Communiqué du 25 juin 2020 du réseau "Sortir du nucléaire"
Le 29 juin 2020 à 23h30, le réacteur 2 de Fessenheim entamera sa mise à l’arrêt, marquant la fermeture définitive du site. Bientôt, fini la production de déchets hautement radioactifs, les pollutions chimiques, thermiques et radioactives du Rhin, les incidents et pannes en tout genre ! L’épée de Damoclès d’un risque d’accident majeur, qui aurait pu contaminer l’une des plus grandes nappes phréatiques d’Europe, commencera à s’éloigner…
Cette fermeture interviendra après plus de 50 ans de mobilisation en Alsace puis partout en France, ainsi que dans les pays riverains. L’Alsace peut enfin tourner la page du nucléaire et envisager l’avenir avec plus de sérénité. Elle pourra ainsi s’investir pleinement dans un changement de modèle énergétique tourné vers la sobriété et les énergies renouvelables.
Un arrêt inéluctable et une indemnisation indue
Cet arrêt était inéluctable, la centrale n’étant pas éternelle. Situé en zone sismique et inondable, en contrebas du grand canal d’Alsace, le site est particulièrement vulnérable à des aléas non prévisibles. La prolongation de son fonctionnement n’aurait pu se faire sans risques, les cuves des réacteurs, affectées de défauts, n’étant ni remplaçables ni réparables. Tout en prétendant que la centrale était sûre, EDF n’a pas présenté de dossier qui aurait pu en attester en vue de sa 4ème visite décennale, pressentant qu’elle pourrait difficilement remplir les conditions requises [1]. En connaissance de cause, EDF a unilatéralement décidé de ne pas réaliser certains travaux pourtant requis depuis 2012 par l’Autorité de sûreté nucléaire [2].
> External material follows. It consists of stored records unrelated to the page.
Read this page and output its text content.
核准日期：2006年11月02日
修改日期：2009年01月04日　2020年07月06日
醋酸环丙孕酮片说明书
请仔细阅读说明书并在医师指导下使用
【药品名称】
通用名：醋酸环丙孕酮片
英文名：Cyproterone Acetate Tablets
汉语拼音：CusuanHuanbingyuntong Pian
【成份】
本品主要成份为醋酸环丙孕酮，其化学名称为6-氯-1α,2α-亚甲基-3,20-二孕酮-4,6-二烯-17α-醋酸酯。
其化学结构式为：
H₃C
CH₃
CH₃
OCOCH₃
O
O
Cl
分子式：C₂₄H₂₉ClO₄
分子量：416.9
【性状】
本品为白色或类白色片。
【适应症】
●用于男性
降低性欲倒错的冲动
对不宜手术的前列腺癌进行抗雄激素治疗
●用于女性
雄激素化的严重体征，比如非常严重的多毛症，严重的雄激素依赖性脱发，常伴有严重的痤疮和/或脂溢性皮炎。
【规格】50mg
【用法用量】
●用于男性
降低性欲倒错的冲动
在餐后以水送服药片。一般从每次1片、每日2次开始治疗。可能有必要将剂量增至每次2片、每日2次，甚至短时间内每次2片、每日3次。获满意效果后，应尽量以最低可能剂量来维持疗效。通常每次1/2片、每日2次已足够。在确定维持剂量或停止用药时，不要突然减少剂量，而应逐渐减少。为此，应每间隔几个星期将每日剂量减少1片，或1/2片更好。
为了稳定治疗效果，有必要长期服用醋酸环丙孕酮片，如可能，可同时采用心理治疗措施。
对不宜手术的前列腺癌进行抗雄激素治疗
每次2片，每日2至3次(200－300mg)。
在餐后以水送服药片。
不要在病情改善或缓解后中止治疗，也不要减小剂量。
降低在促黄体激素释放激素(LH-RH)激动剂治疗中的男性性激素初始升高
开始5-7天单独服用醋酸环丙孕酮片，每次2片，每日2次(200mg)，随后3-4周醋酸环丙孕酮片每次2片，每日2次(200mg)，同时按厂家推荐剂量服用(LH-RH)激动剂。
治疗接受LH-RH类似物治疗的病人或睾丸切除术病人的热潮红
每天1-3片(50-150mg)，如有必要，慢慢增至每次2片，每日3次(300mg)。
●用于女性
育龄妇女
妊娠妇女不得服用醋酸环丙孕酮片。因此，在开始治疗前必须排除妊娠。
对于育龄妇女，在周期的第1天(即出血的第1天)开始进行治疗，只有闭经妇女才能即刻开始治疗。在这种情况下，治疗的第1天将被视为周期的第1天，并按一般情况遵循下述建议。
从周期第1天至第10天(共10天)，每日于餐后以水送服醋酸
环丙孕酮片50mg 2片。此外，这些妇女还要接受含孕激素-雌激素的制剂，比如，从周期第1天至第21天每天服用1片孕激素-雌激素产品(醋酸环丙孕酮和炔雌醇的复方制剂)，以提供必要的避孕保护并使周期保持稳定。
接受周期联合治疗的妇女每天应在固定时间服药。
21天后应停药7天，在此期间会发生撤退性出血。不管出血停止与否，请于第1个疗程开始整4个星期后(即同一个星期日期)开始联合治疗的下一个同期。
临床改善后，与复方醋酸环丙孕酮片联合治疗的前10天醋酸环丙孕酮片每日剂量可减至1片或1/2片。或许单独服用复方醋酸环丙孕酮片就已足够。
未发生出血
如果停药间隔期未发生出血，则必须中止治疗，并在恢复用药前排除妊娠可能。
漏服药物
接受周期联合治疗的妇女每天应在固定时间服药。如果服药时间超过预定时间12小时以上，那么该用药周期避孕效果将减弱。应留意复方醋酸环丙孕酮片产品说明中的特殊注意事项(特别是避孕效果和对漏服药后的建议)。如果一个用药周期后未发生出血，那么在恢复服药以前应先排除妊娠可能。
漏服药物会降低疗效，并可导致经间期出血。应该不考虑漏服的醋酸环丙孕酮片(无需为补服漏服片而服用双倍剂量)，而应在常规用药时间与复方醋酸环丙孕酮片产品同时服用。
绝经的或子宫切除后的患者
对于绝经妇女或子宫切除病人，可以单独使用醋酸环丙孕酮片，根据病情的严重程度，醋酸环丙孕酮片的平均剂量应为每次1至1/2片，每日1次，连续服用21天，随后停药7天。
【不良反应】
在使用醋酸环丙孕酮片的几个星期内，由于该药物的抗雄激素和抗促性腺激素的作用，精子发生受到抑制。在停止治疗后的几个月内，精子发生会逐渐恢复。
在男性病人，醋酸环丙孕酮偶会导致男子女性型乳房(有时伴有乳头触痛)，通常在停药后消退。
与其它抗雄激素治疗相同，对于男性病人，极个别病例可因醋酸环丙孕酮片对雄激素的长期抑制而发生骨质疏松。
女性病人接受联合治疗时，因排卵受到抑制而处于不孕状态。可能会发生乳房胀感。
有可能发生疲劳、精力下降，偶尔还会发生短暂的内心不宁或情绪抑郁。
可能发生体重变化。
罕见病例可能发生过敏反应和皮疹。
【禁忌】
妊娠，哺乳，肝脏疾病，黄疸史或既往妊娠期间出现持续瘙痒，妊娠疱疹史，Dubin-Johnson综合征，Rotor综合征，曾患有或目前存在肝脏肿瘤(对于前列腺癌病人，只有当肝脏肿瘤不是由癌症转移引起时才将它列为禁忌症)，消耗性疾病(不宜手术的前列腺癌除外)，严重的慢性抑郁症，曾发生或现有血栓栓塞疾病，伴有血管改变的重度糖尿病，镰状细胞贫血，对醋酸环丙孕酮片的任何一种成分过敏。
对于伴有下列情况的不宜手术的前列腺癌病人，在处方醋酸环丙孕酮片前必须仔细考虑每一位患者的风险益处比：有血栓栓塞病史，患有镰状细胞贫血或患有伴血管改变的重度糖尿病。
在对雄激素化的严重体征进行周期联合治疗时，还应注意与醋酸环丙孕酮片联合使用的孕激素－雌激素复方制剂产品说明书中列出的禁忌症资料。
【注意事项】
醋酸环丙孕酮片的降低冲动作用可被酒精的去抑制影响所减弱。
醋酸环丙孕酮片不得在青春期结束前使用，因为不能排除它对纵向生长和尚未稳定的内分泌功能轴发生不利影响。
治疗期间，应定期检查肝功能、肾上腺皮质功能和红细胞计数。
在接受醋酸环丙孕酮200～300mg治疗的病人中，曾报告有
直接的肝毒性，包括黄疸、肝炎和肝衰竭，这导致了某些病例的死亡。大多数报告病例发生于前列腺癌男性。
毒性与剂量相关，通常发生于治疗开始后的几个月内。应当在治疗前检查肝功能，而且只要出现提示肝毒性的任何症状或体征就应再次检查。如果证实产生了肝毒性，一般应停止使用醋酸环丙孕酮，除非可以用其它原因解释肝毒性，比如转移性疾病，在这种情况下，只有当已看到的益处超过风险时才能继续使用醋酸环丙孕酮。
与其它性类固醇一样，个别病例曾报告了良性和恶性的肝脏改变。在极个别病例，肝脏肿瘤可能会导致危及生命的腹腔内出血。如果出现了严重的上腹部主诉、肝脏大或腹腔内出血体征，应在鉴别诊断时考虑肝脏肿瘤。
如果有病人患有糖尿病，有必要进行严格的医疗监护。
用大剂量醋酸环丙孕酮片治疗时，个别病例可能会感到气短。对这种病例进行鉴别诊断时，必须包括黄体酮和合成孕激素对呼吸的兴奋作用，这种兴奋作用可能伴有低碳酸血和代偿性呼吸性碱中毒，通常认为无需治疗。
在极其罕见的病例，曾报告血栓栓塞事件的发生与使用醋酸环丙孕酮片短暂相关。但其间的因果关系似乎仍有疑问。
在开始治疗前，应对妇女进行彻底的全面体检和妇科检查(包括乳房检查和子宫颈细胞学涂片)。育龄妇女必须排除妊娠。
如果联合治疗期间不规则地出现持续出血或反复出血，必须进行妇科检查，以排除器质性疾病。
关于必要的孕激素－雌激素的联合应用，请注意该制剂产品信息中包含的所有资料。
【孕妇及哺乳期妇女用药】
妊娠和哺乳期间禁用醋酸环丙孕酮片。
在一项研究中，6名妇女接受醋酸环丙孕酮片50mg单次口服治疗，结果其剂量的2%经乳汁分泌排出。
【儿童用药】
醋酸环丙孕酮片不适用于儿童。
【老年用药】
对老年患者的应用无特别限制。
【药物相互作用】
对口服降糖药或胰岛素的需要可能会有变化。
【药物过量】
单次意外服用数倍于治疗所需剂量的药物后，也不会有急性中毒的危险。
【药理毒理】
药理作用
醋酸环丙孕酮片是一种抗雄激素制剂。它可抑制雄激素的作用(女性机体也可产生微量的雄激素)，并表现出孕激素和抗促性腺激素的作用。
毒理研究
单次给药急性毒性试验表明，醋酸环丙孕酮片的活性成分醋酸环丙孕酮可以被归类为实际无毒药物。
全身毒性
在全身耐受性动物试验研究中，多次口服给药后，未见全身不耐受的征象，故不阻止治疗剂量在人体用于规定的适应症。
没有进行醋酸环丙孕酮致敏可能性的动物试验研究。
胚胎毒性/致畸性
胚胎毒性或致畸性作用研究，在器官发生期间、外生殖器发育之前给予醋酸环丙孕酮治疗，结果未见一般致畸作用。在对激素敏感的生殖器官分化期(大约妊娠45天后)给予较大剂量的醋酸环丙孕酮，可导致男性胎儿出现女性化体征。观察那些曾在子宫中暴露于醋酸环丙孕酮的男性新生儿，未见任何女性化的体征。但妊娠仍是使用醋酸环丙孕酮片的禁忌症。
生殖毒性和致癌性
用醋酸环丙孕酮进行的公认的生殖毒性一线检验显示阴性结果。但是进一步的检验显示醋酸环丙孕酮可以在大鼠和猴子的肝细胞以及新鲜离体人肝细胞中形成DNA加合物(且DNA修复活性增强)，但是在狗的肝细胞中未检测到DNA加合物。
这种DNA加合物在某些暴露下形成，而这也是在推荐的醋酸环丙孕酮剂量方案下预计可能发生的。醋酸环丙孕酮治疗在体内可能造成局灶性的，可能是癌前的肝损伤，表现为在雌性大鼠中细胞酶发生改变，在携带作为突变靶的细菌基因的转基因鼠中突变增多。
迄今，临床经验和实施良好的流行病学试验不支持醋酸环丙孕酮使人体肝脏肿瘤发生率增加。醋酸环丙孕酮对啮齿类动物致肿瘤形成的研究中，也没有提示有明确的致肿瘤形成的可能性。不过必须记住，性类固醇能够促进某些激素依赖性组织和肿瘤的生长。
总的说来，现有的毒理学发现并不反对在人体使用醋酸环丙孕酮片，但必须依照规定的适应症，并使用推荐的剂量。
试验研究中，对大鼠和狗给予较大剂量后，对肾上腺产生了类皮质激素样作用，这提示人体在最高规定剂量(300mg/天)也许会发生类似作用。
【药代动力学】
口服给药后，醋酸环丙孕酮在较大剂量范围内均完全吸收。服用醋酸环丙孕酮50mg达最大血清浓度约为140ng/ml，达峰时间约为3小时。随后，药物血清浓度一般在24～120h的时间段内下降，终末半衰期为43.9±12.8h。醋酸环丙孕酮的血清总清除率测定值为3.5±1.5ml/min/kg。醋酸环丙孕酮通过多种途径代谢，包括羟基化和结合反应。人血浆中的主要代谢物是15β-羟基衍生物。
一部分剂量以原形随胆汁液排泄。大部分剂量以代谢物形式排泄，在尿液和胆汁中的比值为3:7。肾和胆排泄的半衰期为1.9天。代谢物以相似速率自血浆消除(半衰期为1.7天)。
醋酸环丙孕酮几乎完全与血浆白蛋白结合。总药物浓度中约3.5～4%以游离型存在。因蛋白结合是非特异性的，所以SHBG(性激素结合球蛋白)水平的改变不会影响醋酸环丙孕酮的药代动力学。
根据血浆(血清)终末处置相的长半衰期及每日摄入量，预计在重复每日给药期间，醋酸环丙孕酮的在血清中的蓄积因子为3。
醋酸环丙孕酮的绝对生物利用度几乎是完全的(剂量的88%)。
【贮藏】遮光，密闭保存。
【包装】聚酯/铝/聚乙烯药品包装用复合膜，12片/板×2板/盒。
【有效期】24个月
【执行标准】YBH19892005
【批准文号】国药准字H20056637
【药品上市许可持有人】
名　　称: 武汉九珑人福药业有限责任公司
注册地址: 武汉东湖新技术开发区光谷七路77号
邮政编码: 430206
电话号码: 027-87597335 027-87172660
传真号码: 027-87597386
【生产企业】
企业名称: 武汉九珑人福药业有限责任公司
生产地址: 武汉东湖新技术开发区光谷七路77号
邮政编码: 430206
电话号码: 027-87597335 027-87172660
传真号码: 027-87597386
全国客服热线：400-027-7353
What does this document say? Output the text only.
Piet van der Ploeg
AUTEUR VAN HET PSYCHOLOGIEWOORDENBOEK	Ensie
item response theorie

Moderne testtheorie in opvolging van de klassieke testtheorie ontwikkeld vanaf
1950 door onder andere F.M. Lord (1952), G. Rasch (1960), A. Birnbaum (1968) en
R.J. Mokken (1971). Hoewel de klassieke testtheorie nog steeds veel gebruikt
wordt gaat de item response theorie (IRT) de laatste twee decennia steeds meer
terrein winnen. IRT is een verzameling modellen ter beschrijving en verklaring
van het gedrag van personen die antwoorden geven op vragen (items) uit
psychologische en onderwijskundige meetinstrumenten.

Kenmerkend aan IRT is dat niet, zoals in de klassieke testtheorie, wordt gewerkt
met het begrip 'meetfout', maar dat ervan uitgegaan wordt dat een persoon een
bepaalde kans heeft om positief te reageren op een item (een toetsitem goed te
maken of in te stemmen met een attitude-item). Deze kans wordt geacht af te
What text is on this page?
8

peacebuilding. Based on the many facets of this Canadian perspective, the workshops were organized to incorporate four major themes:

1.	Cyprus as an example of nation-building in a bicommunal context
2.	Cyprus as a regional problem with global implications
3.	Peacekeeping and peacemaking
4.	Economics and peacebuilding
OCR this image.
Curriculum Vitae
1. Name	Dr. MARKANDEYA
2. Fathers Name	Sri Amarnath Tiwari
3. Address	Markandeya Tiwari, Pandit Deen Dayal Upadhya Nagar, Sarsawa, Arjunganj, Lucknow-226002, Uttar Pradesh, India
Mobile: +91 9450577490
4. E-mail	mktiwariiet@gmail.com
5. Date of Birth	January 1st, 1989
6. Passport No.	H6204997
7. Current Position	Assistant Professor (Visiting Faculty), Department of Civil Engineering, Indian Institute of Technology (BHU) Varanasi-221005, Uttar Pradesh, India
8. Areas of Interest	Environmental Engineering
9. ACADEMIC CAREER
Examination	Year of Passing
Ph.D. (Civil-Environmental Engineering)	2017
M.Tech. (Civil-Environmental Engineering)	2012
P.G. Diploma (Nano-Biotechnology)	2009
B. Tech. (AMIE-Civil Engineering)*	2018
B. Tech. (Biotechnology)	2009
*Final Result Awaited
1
Il est donc choquant qu’EDF ait obtenu de l’État une indemnisation colossale pour cette fermeture, sur le postulat infondé que la centrale aurait pu fonctionner jusqu’en 2041. Le 14 novembre 2019, nous avons déposé plaintedevant la Commission Européenne pour dénoncer une aide d’État déguisée. La Cour des Comptes elle-même a fustigé ce protocole, dans un rapport dénonçant une opération extrêmement avantageuse pour EDF aux frais de l’État.
Fessenheim doit ouvrir le bal d’autres fermetures en France !
Aux côtés des associations alsaciennes, nous restons vigilants quant aux risques qui perdureront tant que le combustible usé restera sur le site et aux conditions du démantèlement. Nous nous opposons également au projet d’installation à Fessenheim d’un « Technocentre » destiné à recycler les ferrailles radioactives.
Surtout, la victoire de la fermeture de Fessenheim ne doit pas être l’arbre qui cache la forêt. Il reste encore 56 réacteurs en France, dont EDF souhaite prolonger le fonctionnement jusqu’à 50 ans au moins. Bugey, Tricastin, et tant d’autres centrales en France méritent aussi d’être fermées ! La France se doit d’engager une transition énergétique digne de ce nom et d’en finir avec le nucléaire, plutôt que de maintenir en fonctionnement des centrales vieillissantes et dangereuses et envisager la construction de nouveaux réacteurs.
Pour célébrer la fermeture de Fessenheim, les associations alsaciennes organiseront plusieurs événements à partir du 29 juin, avec notamment une conférence de presse sur un bateau sur le Rhin.
Notes
[1] Pour que la centrale puisse répondre aux exigences requises pour la 4ème visite décennale, elle aurait dû pouvoir atteindre le niveau de sûreté des réacteurs les plus récents. En particulier, elle aurait dû se doter d’un dispositif destiné à empêcher que le cœur en fusion, en cas d’accident, transperce le radier, ce socle en béton situé sous la centrale. Des travaux menés en 2012 n’ont permis que d’épaissir de 50 cm le radier, avec pour seul effet de ralentir de 44h son éventuel percement. On peut fortement douter qu’il restait de la marge pour rendre le radier étanche.
[2] En 2012, l’Autorité de sûreté nucléaire a exigé qu’EDF dote, d’ici 2018, tous ses réacteurs de « diesels d’ultime secours » destinés à assurer une alimentation électrique en toute circonstance. En 2017, EDF a mis l’ASN devant le fait accompli, demandant à dispenser Fessenheim de ces équipements du fait de la fermeture. Ceux-ci restaient pourtant nécessaires pour sécuriser le refroidissement du combustible usé restant, qui prendra plusieurs années. Notons également qu’au prétexte de la fermeture de la centrale, EDF n’a pas procédé à une réévaluation de l’aléa sismique, comme cela était demandé.